Districts of Distinction: Self-sufficiency solves K12 problems
Today’s education leaders increasingly take it upon themselves to tackle the external challenges their students and teachers confront beyond school hours. These varied solutions also stretch back into classrooms to enhance instruction and increase achievement.
The 45 schools and systems recognized by this year’s District of Distinction program have created homegrown initiatives to support students’ social-emotional development, to provide powerful new opportunities for career-focused STEM learning and to improve the skills of educators.
Our most remote honoree (by far) serves students on Prince of Wales Island in southern Alaska, which can be reached only by boat or seaplane. Administrators in the Southeast Island School District connected learning with nutrition.

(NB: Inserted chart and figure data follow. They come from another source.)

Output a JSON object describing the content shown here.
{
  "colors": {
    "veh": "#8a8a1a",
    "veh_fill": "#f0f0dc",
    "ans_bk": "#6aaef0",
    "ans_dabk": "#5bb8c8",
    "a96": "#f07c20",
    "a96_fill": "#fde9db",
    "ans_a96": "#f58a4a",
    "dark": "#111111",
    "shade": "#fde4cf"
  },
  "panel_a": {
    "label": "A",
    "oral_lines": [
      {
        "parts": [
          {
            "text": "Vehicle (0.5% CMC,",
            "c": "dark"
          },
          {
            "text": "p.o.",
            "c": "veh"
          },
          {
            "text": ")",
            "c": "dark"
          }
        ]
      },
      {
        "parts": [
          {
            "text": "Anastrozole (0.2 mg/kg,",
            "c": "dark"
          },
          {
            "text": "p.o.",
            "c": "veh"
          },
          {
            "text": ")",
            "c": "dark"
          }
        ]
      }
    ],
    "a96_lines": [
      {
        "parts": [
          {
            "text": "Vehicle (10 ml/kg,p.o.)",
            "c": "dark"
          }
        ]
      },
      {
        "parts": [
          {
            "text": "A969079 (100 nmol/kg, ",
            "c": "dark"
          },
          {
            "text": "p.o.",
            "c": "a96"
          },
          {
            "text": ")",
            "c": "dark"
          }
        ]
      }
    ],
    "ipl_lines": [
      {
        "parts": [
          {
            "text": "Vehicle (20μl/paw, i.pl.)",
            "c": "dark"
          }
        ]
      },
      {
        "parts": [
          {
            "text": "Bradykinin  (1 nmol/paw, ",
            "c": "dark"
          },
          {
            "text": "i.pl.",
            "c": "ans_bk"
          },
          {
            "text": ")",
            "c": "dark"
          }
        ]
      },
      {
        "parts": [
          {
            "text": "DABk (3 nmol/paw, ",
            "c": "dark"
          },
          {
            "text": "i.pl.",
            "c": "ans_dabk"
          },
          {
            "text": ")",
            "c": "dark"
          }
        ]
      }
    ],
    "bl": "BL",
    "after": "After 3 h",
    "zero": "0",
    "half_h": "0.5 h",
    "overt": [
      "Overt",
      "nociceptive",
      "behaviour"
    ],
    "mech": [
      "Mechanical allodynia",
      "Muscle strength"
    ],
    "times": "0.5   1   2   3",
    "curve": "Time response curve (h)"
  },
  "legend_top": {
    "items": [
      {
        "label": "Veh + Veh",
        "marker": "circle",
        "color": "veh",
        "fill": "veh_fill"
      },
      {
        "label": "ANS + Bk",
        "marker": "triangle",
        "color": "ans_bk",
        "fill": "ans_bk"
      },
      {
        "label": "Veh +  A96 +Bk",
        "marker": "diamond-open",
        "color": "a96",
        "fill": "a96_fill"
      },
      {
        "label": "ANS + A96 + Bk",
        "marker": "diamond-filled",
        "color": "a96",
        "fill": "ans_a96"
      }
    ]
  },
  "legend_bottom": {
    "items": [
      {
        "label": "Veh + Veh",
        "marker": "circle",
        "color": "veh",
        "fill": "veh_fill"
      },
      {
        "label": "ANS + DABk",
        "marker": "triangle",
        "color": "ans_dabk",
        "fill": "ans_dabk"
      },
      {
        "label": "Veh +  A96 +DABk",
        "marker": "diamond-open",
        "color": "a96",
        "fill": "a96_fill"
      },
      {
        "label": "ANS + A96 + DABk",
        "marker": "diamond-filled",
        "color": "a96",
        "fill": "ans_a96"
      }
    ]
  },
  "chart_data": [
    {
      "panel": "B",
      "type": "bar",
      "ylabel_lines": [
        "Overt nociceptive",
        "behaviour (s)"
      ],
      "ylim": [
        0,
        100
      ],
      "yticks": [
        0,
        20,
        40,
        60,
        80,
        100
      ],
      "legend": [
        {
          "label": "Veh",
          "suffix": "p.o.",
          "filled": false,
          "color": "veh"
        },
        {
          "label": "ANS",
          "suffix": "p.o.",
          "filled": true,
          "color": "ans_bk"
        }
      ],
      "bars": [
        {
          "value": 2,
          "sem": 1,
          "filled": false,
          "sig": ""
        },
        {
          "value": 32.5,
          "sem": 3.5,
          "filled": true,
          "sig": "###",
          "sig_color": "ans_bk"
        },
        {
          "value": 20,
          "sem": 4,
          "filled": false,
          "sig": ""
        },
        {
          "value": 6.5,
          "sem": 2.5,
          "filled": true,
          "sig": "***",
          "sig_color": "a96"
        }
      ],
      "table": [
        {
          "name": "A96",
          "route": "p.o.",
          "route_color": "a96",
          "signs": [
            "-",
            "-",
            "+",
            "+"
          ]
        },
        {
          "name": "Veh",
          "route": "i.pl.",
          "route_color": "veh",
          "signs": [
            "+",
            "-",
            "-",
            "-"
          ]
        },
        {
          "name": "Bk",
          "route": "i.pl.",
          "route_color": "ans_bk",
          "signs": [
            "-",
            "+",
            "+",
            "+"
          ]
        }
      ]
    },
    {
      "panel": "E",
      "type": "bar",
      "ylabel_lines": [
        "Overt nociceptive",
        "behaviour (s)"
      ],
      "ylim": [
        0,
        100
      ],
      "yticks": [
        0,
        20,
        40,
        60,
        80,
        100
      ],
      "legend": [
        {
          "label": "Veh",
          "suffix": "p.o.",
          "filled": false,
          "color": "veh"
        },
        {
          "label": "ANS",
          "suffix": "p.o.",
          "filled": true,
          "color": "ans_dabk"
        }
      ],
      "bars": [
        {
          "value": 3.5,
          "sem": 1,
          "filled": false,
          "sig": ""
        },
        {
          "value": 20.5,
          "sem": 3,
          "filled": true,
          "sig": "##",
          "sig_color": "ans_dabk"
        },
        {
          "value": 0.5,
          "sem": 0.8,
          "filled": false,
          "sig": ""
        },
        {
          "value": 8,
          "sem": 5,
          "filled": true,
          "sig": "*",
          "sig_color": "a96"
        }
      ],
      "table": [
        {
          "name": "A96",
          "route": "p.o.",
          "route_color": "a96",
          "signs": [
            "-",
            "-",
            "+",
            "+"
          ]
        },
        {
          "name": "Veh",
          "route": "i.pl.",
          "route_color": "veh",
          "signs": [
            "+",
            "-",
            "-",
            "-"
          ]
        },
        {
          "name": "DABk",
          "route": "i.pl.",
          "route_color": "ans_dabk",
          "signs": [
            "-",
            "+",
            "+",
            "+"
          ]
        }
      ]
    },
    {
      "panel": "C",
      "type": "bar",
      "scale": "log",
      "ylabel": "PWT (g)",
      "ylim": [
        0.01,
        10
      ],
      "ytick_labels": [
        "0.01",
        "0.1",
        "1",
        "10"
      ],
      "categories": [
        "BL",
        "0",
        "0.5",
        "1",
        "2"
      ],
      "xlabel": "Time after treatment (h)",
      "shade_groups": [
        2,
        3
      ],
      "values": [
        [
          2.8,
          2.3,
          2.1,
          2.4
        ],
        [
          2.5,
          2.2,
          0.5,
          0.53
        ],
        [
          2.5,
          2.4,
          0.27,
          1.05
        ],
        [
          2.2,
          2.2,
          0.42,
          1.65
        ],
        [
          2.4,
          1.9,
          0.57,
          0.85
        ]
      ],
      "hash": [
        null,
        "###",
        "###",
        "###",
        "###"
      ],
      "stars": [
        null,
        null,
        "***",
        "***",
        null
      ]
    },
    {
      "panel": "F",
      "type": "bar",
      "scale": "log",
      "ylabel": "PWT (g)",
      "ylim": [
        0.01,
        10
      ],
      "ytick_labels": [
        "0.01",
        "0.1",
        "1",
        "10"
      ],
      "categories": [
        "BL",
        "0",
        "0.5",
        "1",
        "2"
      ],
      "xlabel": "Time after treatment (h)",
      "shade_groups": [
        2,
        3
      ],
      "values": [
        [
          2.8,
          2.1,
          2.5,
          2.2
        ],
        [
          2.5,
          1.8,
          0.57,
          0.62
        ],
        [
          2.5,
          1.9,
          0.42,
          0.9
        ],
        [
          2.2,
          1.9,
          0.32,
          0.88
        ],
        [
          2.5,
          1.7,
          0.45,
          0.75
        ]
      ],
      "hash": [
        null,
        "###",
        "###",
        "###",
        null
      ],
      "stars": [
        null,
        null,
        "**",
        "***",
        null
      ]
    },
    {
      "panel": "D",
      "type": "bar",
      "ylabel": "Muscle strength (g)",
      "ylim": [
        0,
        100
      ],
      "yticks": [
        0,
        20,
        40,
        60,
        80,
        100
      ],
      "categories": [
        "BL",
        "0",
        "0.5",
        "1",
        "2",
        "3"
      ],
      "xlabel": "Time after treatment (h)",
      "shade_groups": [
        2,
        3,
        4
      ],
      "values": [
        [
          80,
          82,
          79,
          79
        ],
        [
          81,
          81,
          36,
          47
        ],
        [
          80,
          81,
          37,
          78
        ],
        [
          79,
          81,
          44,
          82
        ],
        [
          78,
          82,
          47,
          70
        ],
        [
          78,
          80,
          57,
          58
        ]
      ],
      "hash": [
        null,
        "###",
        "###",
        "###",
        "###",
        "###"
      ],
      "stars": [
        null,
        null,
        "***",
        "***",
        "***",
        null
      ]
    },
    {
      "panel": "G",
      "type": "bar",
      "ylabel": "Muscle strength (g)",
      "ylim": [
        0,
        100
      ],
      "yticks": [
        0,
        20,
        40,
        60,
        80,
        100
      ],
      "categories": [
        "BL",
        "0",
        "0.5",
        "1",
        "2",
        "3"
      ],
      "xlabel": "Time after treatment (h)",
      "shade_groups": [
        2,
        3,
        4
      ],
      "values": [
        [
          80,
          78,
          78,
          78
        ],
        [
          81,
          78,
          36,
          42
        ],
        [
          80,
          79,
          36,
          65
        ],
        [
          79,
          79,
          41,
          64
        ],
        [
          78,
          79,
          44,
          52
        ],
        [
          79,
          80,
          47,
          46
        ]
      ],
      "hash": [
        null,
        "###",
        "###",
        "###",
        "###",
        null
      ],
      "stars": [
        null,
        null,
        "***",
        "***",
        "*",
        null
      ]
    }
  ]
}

To get once-scarce and expensive fresh fruit to students, educators there built greenhouses—powered by wood boilers and fertilized by a fish farm—for students to manage.
More districts have also made mental health a high priority. Ocean City School District in New Jersey and Hamburg Central School District in New York, for example, have engaged their communities and implemented professional development to ensure adults know how to respond when students are struggling emotionally.
Rural districts, meanwhile, continue to provide advanced science instruction far away from college campuses, major corporations and other urban resources. In Texas, educators at tiny Comstock ISD near the Mexico border have teamed students with archaeologists to digitally map a local cemetery and to document cave paintings.
These district solutions serve as models for other districts, and cover the K12 spectrum, from English language learners to dropout prevention to data-driven decision-making to water conservation.